Pertanyaan yang terus-menerus mengalir menunjukkan bahwa anak Anda tengah berkembang. Jenis pertanyaan-pertanyaan yang kemungkinan ia ajukan juga berhubungan dengan usianya.

Usia 2 tahun: Pemahaman bahasanya sedang berkembang, dan seringkali ia akan mengajukan pertanyaan yang bersifat mengidentifikasi sesuatu: “Itu apa?” Jawaban Anda akan memperkaya kosa katanya.

Usia 3 tahun: Seiring perkembangan otaknya, pertanyaannya juga akan berkembang ke “Mengapa” atau “Kenapa”. “Kenapa malam itu gelap?” Di usia ini, jawaban Anda membantunya memahami apa yang ia alami.

Usia 4 tahun ke atas: Ia mulai menyadari ada dunia di luar pengalaman sensoriknya sendiri (misalnya, zaman dulu pernah ada dinosaurus, meski sekarang sudah tidak ada lagi). Jadi, ia akan berkembang ke pertanyaan-pertanyaan yang lebih kompleks, seringkali didasarkan pada bagaimana mekanisme kerja segala sesuatu: “Bagaimana mobil bisa berjalan?”

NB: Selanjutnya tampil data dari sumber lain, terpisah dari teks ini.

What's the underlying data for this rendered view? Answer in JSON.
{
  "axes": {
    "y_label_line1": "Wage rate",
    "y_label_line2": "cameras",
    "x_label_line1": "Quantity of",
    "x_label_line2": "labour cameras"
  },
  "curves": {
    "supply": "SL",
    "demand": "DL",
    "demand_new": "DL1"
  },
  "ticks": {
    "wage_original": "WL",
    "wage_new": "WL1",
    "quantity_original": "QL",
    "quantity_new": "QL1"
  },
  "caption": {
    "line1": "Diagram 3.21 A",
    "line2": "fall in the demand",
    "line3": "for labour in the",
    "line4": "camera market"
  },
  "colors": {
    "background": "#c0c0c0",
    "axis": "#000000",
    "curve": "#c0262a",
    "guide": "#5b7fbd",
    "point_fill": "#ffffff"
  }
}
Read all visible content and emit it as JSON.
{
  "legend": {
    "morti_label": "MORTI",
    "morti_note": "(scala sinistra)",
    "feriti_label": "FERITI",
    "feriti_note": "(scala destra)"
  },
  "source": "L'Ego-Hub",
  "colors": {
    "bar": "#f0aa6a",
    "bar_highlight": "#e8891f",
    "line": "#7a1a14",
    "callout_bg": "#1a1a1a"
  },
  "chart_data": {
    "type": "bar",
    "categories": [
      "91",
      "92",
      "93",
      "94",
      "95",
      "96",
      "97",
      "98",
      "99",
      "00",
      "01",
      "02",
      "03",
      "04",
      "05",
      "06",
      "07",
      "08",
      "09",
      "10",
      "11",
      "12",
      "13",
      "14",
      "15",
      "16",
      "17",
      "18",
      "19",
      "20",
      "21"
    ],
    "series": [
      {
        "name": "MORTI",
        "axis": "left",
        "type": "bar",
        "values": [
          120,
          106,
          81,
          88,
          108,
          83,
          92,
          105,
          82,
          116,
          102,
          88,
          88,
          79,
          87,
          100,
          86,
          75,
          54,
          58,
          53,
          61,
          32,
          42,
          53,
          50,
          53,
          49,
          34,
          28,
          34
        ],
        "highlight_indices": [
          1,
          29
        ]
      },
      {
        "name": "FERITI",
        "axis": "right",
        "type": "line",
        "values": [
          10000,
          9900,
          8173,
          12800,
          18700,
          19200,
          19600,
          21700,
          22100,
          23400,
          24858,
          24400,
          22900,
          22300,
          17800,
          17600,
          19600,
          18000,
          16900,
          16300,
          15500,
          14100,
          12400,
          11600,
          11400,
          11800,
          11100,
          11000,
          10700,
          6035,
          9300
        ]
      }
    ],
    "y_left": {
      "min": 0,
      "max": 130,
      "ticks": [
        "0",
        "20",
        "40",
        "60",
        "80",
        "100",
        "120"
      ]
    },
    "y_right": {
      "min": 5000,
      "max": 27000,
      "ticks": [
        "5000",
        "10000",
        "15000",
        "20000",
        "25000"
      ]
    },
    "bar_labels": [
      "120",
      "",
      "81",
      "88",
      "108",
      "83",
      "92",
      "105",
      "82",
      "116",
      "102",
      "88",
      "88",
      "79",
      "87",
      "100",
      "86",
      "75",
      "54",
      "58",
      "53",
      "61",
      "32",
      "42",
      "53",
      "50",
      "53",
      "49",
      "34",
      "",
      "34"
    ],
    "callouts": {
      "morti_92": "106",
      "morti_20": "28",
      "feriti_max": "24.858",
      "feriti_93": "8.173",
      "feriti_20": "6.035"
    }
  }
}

Bagaimana saya harus menjawab ketika saya bingung?

Jenis pertanyaannya mungkin bisa ditebak, tapi pertanyaan-pertanyaannya sendiri tentu tak bisa ditebak. Dan seberapa pun pintarnya Anda, anak Anda akan menanyakan sesuatu yang tak bisa Anda jawab.

Ketika Kenneth Martin dari Chicago masih 4 tahun, ia banyak sekali bertanya soal listrik. Misalnya, bagaimana cara kerjanya. Masalahnya, ayahnya, Drew, memang tahu. Tapi tidak terlalu banyak. Jadi tiap kali Kenneth mengajukan pertanyaan yang aneh, Martin akan bertanya balik, “Kamu mau jawaban ‘ilmiah’ atau ‘imajinasi’?” Kenneth harus menduga-duga apakah ayahnya menjawab dengan benar ataukah sekadar  ‘mengarang indah’.

Permainan-permainan seperti ini boleh saja, kata Faulkner, asalkan anak Anda tahu Anda sedang main-main dan nanti akan membantunya mencari jawaban yang benar. Mungkin dengan pergi ke perpustakaan atau mencari di situs Google. Upaya tindak lanjut ini biasanya penting bagi anak yang sudah lebih besar, yang mungkin memang benar-benar menginginkan—dan memahami—jawaban yang rinci.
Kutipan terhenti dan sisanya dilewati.